I was so convinced that Rob would get really close to the end and get knocked out. I couldn’t be more delighted that I was wrong. I was holding my breath all during that final challenge: that one he absolutely had to win! Probst said at the reunion that Rob played as close to a perfect game as he’d ever seen in 22 seasons of Survivor. I have to agree with him. Rob was awesome. And what made me root for him was that as hard as he was playing, he stayed cheerful and good-natured. And no one has ever been as entertaining in narrating what was going on in the game.

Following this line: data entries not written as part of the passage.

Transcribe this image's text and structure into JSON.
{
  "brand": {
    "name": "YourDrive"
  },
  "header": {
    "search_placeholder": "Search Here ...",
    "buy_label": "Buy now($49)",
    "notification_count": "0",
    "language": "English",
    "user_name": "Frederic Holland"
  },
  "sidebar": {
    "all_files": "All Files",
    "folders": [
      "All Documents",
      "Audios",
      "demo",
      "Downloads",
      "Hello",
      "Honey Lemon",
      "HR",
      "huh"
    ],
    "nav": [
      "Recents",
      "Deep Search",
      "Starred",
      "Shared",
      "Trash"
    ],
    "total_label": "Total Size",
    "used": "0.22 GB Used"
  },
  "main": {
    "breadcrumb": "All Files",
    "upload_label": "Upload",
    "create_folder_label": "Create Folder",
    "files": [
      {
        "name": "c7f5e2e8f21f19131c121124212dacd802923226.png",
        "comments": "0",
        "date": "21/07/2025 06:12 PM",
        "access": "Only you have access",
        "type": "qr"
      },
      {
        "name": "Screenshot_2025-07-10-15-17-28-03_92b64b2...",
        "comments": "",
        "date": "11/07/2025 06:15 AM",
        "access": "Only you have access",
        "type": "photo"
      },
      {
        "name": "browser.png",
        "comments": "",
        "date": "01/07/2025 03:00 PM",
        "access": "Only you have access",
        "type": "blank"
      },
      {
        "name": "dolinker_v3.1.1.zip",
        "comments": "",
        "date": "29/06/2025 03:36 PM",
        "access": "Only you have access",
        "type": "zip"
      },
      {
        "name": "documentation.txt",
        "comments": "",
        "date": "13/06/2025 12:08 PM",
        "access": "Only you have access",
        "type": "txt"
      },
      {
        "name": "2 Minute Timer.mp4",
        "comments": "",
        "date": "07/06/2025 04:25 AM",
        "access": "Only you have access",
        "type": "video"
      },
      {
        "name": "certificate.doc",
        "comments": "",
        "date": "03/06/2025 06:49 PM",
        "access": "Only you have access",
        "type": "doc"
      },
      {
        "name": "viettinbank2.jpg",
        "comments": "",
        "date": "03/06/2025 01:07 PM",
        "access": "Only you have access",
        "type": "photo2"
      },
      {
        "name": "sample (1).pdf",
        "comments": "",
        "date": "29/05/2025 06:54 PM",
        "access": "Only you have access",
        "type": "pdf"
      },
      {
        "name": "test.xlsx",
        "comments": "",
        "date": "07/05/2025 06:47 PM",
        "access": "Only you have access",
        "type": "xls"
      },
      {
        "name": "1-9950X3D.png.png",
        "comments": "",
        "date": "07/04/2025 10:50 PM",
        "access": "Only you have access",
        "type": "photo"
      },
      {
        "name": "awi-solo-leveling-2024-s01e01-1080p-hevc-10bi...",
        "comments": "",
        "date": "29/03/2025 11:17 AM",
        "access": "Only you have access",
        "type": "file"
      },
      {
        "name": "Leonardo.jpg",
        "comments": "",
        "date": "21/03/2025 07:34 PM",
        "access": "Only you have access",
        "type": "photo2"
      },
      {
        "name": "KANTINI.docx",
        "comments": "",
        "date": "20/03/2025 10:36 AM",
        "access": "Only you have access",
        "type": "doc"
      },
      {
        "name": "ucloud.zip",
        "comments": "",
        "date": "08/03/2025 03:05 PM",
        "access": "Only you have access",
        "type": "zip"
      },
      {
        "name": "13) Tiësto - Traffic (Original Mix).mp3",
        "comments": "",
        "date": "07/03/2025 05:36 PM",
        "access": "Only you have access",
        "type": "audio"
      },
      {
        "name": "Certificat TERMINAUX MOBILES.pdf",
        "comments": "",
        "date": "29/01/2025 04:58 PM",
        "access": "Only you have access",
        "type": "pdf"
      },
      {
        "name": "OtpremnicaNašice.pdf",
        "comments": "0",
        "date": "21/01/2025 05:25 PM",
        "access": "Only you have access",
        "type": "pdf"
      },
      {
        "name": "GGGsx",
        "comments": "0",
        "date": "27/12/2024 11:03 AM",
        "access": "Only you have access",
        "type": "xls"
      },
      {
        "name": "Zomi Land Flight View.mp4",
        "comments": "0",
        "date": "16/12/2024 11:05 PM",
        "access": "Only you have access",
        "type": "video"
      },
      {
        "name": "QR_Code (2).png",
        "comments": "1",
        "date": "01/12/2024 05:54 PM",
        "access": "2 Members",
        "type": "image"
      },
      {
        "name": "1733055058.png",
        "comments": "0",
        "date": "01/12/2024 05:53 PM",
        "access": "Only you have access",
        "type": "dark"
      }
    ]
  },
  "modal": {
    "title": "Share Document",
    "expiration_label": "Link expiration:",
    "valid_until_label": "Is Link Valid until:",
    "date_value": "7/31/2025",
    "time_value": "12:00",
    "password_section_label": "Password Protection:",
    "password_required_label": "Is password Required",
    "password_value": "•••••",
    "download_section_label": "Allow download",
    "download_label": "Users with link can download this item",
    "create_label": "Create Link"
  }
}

Finally, I hope all of you felt as much wicked enjoyment as I, watching Russell Hantz at the reunion, hunched down and glowering, in the back row of the bleachers while Rob got praised to the sky! Karma Karma Karma. Russell tried to get Jeff to make Zapatera explain why they’d throw a challenge just to get rid of him. No way was Jeff going there: I’ve read interviews with at least four of the Zapaterans who said they had no choice but to get rid of Russell, that he did nothing but sit around camp boasting about how much money he’d made from Survivor and would never have to work again and how many famous people were his “fans” and that he “ate twice as much as anyone else.” I’m sure he was well-compensated for this season and I’m sure they’ll have him back to Hayantz around again, but one thing is for sure: he’ll never be able to call himself “best player ever.” Not even close.
Thanks for joining us here at Fort this season! Sounds like 23 is going to be Survivor Groundhog Day: they’re going back to American Samoa (though calling it “South Pacific”, including Redemption Island for the rejects again (groannnnnn), and bringing back two former cast members to join the sixteen new ones. If God and Matt’s entertainment agent can agree on terms, I’m betting he’ll be turning up again. I get the distinct impression he wants another shot!
‘Til September, then, Survivor fans, “The tribe has spoken!”